Des paysages bocagers pour favoriser la diversité végétale dans les champs cultivés
Dans les paysages bocagers, les haies qui bordent les champs cultivés rendent de nombreux services. Cependant elles sont souvent perçues comme des sources d’adventices, ces plantes sauvages généralement appelées « mauvaises herbes » et considérées comme indésirables. Des scientifiques d’INRAE, en partenariat avec des équipes de l’Anses, de l’Université de Rennes 1, du CNRS et, ont étudié les impacts des paysages bocagers sur les adventices. Leurs résultats parus dans Journal of Applied Ecology démontrent que les paysages bocagers favorisent la diversité en adventices, sans pour autant augmenter leur abondance dans les champs. Par leurs effets bénéfiques sur la flore, les haies pourraient donc favoriser la gestion durable des adventices et la conservation de la biodiversité dans les champs.
Dans les années 1950, la production agricole en France prend un tournant. Considérées comme une gêne pour les machines agricoles, et une source potentielle de bio-agresseurs (plantes adventices, insectes ravageurs…), les haies ont été largement détruites pour faire place à d’immenses champs de monoculture. Combiné à l’arrivée des produits phytosanitaires, ce modèle agricole intensif s’est avéré très productif. Aujourd'hui, il est remis en cause du fait de ses impacts négatifs sur la biodiversité et la santé, mais également sur la diversité de la flore adventice.

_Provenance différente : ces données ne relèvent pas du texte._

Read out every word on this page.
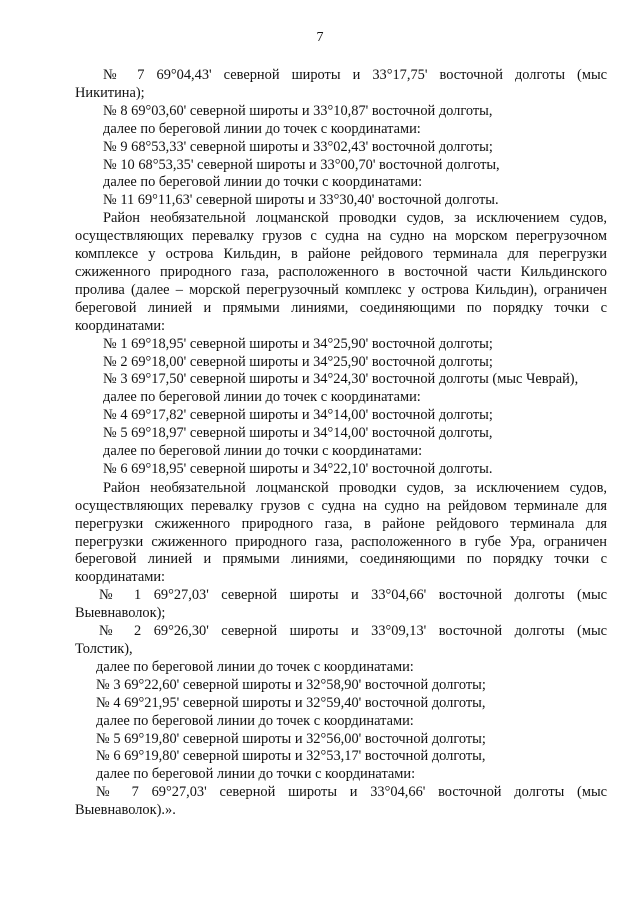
7
№ 7 69°04,43' северной широты и 33°17,75' восточной долготы (мыс
Никитина);
№ 8 69°03,60' северной широты и 33°10,87' восточной долготы,
далее по береговой линии до точек с координатами:
№ 9 68°53,33' северной широты и 33°02,43' восточной долготы;
№ 10 68°53,35' северной широты и 33°00,70' восточной долготы,
далее по береговой линии до точки с координатами:
№ 11 69°11,63' северной широты и 33°30,40' восточной долготы.
Район необязательной лоцманской проводки судов, за исключением судов,
осуществляющих перевалку грузов с судна на судно на морском перегрузочном
комплексе у острова Кильдин, в районе рейдового терминала для перегрузки
сжиженного природного газа, расположенного в восточной части Кильдинского
пролива (далее – морской перегрузочный комплекс у острова Кильдин), ограничен
береговой линией и прямыми линиями, соединяющими по порядку точки с
координатами:
№ 1 69°18,95' северной широты и 34°25,90' восточной долготы;
№ 2 69°18,00' северной широты и 34°25,90' восточной долготы;
№ 3 69°17,50' северной широты и 34°24,30' восточной долготы (мыс Чеврай),
далее по береговой линии до точек с координатами:
№ 4 69°17,82' северной широты и 34°14,00' восточной долготы;
№ 5 69°18,97' северной широты и 34°14,00' восточной долготы,
далее по береговой линии до точки с координатами:
№ 6 69°18,95' северной широты и 34°22,10' восточной долготы.
Район необязательной лоцманской проводки судов, за исключением судов,
осуществляющих перевалку грузов с судна на судно на рейдовом терминале для
перегрузки сжиженного природного газа, в районе рейдового терминала для
перегрузки сжиженного природного газа, расположенного в губе Ура, ограничен
береговой линией и прямыми линиями, соединяющими по порядку точки с
координатами:
№ 1 69°27,03' северной широты и 33°04,66' восточной долготы (мыс
Выевнаволок);
№ 2 69°26,30' северной широты и 33°09,13' восточной долготы (мыс
Толстик),
далее по береговой линии до точек с координатами:
№ 3 69°22,60' северной широты и 32°58,90' восточной долготы;
№ 4 69°21,95' северной широты и 32°59,40' восточной долготы,
далее по береговой линии до точек с координатами:
№ 5 69°19,80' северной широты и 32°56,00' восточной долготы;
№ 6 69°19,80' северной широты и 32°53,17' восточной долготы,
далее по береговой линии до точки с координатами:
№ 7 69°27,03' северной широты и 33°04,66' восточной долготы (мыс
Выевнаволок).».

Les haies abritent une diversité de plantes sauvages susceptibles de se disperser dans les champs cultivés et d’augmenter ainsi l’abondance en adventices. Mais elles sont aussi reconnues pour influencer le microclimat, les paramètres du sol, le cycle de l'eau ou encore la biodiversité des champs cultivés. Grâce à elles, une plus forte hétérogénéité environnementale dans les paysages bocagers pourrait ainsi favoriser la diversité adventice, en permettant aux différentes espèces végétales de trouver les conditions écologiques nécessaires à leur développement. Pour le vérifier, des chercheurs du centre INRAE Bretagne-Normandie à Rennes, en collaboration avec leurs collègues du CNRS, de l’Université de Rennes 1 (UMR Ecosysteme biodiversité et Evolution (ECOBIO)) et du laboratoire de la santé des végétaux de l’Anses ont évalué l’effet des paysages bocagers sur la flore adventice en observant leur dispersion dans les champs et en mesurant l’hétérogénéité environnementale.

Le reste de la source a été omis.